Like other research institutions, ASU selected FISMA and NIST 800-171 as guideposts to greater levels of confidentiality, integrity and availability, Etchings says. FISMA, or the Federal Information Security Management Act, is a law that requires each U.S. federal agency to develop, document and implement an agency-wide program to provide security for the information and systems that support the operations and assets of the agency—including those provided or managed by a third party. NIST 800-171 is an National Institute of Standards and Technology regulatory compliance model for controlled unclassified information in non-federal systems and organizations, he says. The controls within NIST 800-171 explain a set of compliance measures aligned with FISMA.
With those guidelines, ASU deployed a pair of Apache tools—Atlas and Ranger—to help with its compliance and regulation efforts. Atlas is a set of core foundational governance services that allow organizations to meet their compliance requirements within Hadoop. Ranger is a framework to enable, monitor and manage comprehensive data security across the Hadoop platform.

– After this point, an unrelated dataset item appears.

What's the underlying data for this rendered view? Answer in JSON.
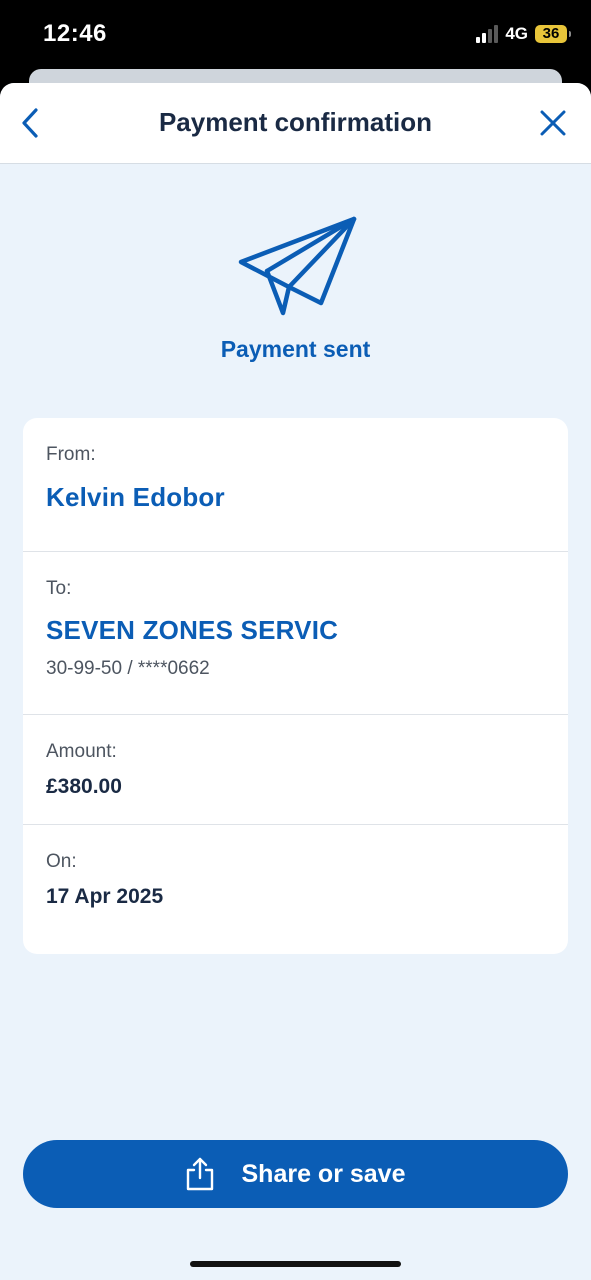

“The paradigm shift in information management models requires innovative elements such as Apache Atlas for metadata management and data governance …and Apache Ranger to deliver comprehensive security across the institutional data lake,” Etchings says.

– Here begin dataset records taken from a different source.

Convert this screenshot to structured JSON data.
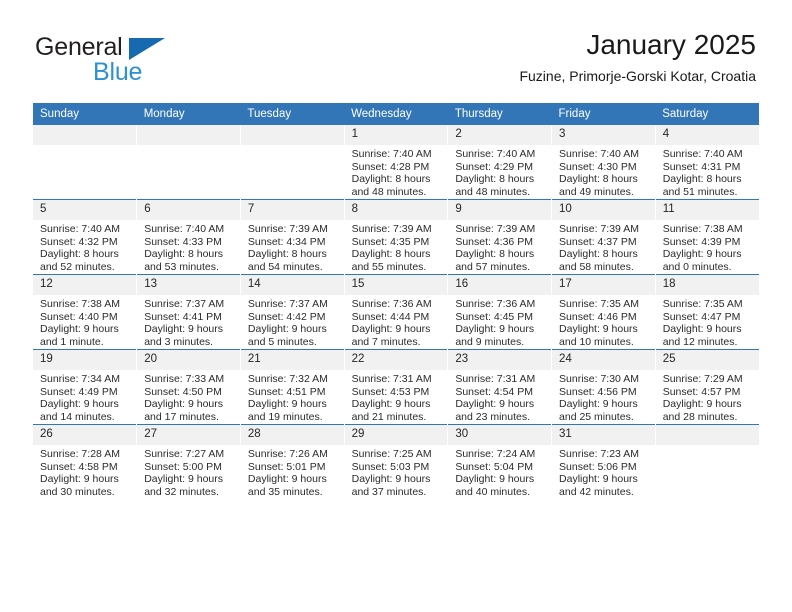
{
  "brand": {
    "name_top": "General",
    "name_bottom": "Blue",
    "accent_color": "#2c90d4",
    "triangle_color": "#1769b0"
  },
  "header": {
    "month_title": "January 2025",
    "location": "Fuzine, Primorje-Gorski Kotar, Croatia"
  },
  "calendar": {
    "header_bg": "#3276b8",
    "daynum_bg": "#f1f1f1",
    "weekday_headers": [
      "Sunday",
      "Monday",
      "Tuesday",
      "Wednesday",
      "Thursday",
      "Friday",
      "Saturday"
    ],
    "weeks": [
      [
        {
          "day": "",
          "empty": true
        },
        {
          "day": "",
          "empty": true
        },
        {
          "day": "",
          "empty": true
        },
        {
          "day": "1",
          "sunrise": "Sunrise: 7:40 AM",
          "sunset": "Sunset: 4:28 PM",
          "daylight_line1": "Daylight: 8 hours",
          "daylight_line2": "and 48 minutes."
        },
        {
          "day": "2",
          "sunrise": "Sunrise: 7:40 AM",
          "sunset": "Sunset: 4:29 PM",
          "daylight_line1": "Daylight: 8 hours",
          "daylight_line2": "and 48 minutes."
        },
        {
          "day": "3",
          "sunrise": "Sunrise: 7:40 AM",
          "sunset": "Sunset: 4:30 PM",
          "daylight_line1": "Daylight: 8 hours",
          "daylight_line2": "and 49 minutes."
        },
        {
          "day": "4",
          "sunrise": "Sunrise: 7:40 AM",
          "sunset": "Sunset: 4:31 PM",
          "daylight_line1": "Daylight: 8 hours",
          "daylight_line2": "and 51 minutes."
        }
      ],
      [
        {
          "day": "5",
          "sunrise": "Sunrise: 7:40 AM",
          "sunset": "Sunset: 4:32 PM",
          "daylight_line1": "Daylight: 8 hours",
          "daylight_line2": "and 52 minutes."
        },
        {
          "day": "6",
          "sunrise": "Sunrise: 7:40 AM",
          "sunset": "Sunset: 4:33 PM",
          "daylight_line1": "Daylight: 8 hours",
          "daylight_line2": "and 53 minutes."
        },
        {
          "day": "7",
          "sunrise": "Sunrise: 7:39 AM",
          "sunset": "Sunset: 4:34 PM",
          "daylight_line1": "Daylight: 8 hours",
          "daylight_line2": "and 54 minutes."
        },
        {
          "day": "8",
          "sunrise": "Sunrise: 7:39 AM",
          "sunset": "Sunset: 4:35 PM",
          "daylight_line1": "Daylight: 8 hours",
          "daylight_line2": "and 55 minutes."
        },
        {
          "day": "9",
          "sunrise": "Sunrise: 7:39 AM",
          "sunset": "Sunset: 4:36 PM",
          "daylight_line1": "Daylight: 8 hours",
          "daylight_line2": "and 57 minutes."
        },
        {
          "day": "10",
          "sunrise": "Sunrise: 7:39 AM",
          "sunset": "Sunset: 4:37 PM",
          "daylight_line1": "Daylight: 8 hours",
          "daylight_line2": "and 58 minutes."
        },
        {
          "day": "11",
          "sunrise": "Sunrise: 7:38 AM",
          "sunset": "Sunset: 4:39 PM",
          "daylight_line1": "Daylight: 9 hours",
          "daylight_line2": "and 0 minutes."
        }
      ],
      [
        {
          "day": "12",
          "sunrise": "Sunrise: 7:38 AM",
          "sunset": "Sunset: 4:40 PM",
          "daylight_line1": "Daylight: 9 hours",
          "daylight_line2": "and 1 minute."
        },
        {
          "day": "13",
          "sunrise": "Sunrise: 7:37 AM",
          "sunset": "Sunset: 4:41 PM",
          "daylight_line1": "Daylight: 9 hours",
          "daylight_line2": "and 3 minutes."
        },
        {
          "day": "14",
          "sunrise": "Sunrise: 7:37 AM",
          "sunset": "Sunset: 4:42 PM",
          "daylight_line1": "Daylight: 9 hours",
          "daylight_line2": "and 5 minutes."
        },
        {
          "day": "15",
          "sunrise": "Sunrise: 7:36 AM",
          "sunset": "Sunset: 4:44 PM",
          "daylight_line1": "Daylight: 9 hours",
          "daylight_line2": "and 7 minutes."
        },
        {
          "day": "16",
          "sunrise": "Sunrise: 7:36 AM",
          "sunset": "Sunset: 4:45 PM",
          "daylight_line1": "Daylight: 9 hours",
          "daylight_line2": "and 9 minutes."
        },
        {
          "day": "17",
          "sunrise": "Sunrise: 7:35 AM",
          "sunset": "Sunset: 4:46 PM",
          "daylight_line1": "Daylight: 9 hours",
          "daylight_line2": "and 10 minutes."
        },
        {
          "day": "18",
          "sunrise": "Sunrise: 7:35 AM",
          "sunset": "Sunset: 4:47 PM",
          "daylight_line1": "Daylight: 9 hours",
          "daylight_line2": "and 12 minutes."
        }
      ],
      [
        {
          "day": "19",
          "sunrise": "Sunrise: 7:34 AM",
          "sunset": "Sunset: 4:49 PM",
          "daylight_line1": "Daylight: 9 hours",
          "daylight_line2": "and 14 minutes."
        },
        {
          "day": "20",
          "sunrise": "Sunrise: 7:33 AM",
          "sunset": "Sunset: 4:50 PM",
          "daylight_line1": "Daylight: 9 hours",
          "daylight_line2": "and 17 minutes."
        },
        {
          "day": "21",
          "sunrise": "Sunrise: 7:32 AM",
          "sunset": "Sunset: 4:51 PM",
          "daylight_line1": "Daylight: 9 hours",
          "daylight_line2": "and 19 minutes."
        },
        {
          "day": "22",
          "sunrise": "Sunrise: 7:31 AM",
          "sunset": "Sunset: 4:53 PM",
          "daylight_line1": "Daylight: 9 hours",
          "daylight_line2": "and 21 minutes."
        },
        {
          "day": "23",
          "sunrise": "Sunrise: 7:31 AM",
          "sunset": "Sunset: 4:54 PM",
          "daylight_line1": "Daylight: 9 hours",
          "daylight_line2": "and 23 minutes."
        },
        {
          "day": "24",
          "sunrise": "Sunrise: 7:30 AM",
          "sunset": "Sunset: 4:56 PM",
          "daylight_line1": "Daylight: 9 hours",
          "daylight_line2": "and 25 minutes."
        },
        {
          "day": "25",
          "sunrise": "Sunrise: 7:29 AM",
          "sunset": "Sunset: 4:57 PM",
          "daylight_line1": "Daylight: 9 hours",
          "daylight_line2": "and 28 minutes."
        }
      ],
      [
        {
          "day": "26",
          "sunrise": "Sunrise: 7:28 AM",
          "sunset": "Sunset: 4:58 PM",
          "daylight_line1": "Daylight: 9 hours",
          "daylight_line2": "and 30 minutes."
        },
        {
          "day": "27",
          "sunrise": "Sunrise: 7:27 AM",
          "sunset": "Sunset: 5:00 PM",
          "daylight_line1": "Daylight: 9 hours",
          "daylight_line2": "and 32 minutes."
        },
        {
          "day": "28",
          "sunrise": "Sunrise: 7:26 AM",
          "sunset": "Sunset: 5:01 PM",
          "daylight_line1": "Daylight: 9 hours",
          "daylight_line2": "and 35 minutes."
        },
        {
          "day": "29",
          "sunrise": "Sunrise: 7:25 AM",
          "sunset": "Sunset: 5:03 PM",
          "daylight_line1": "Daylight: 9 hours",
          "daylight_line2": "and 37 minutes."
        },
        {
          "day": "30",
          "sunrise": "Sunrise: 7:24 AM",
          "sunset": "Sunset: 5:04 PM",
          "daylight_line1": "Daylight: 9 hours",
          "daylight_line2": "and 40 minutes."
        },
        {
          "day": "31",
          "sunrise": "Sunrise: 7:23 AM",
          "sunset": "Sunset: 5:06 PM",
          "daylight_line1": "Daylight: 9 hours",
          "daylight_line2": "and 42 minutes."
        },
        {
          "day": "",
          "empty": true
        }
      ]
    ]
  }
}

These components play critical roles in securing research data at ASU.
“An important factor to remember is that we hold the most unique form of personal health information in the human genome,” Etchings says. “Therefore it behooves data management stewards to tune access controls to the most restrictive standards” outlined by the National Institute of Standards and Technology.
When creating its data-intensive environment, ASU had flexibility in mind. The university aimed to build a utility computing infrastructure that provides high-performance computing.
This environment enables users to seamlessly move between work environments where they might be developing code for a new high-performance computing application, for example, and the Hadoop space. If users need to run an application on a more traditional, high-performance computing platform, they can output that traditional computing job into data frameworks that could then be processed in the Hadoop environment, Etchings says.
This kind of flexibility, combined with powerful storage, processing and analytics capabilities provided by the latest technology, allow ASU to meet its research goals and contribute to major advances in medicine and other areas.
While there have been challenges, ASU believes its efforts are paying off. One of key reasons for investing in the big data and analytics technologies is so that ASU can find novel, relevant patterns in large, diverse, complex, biomedical data, Buetow says. That provides “the foundation for new frontiers in personalized medicine through genomic analysis.”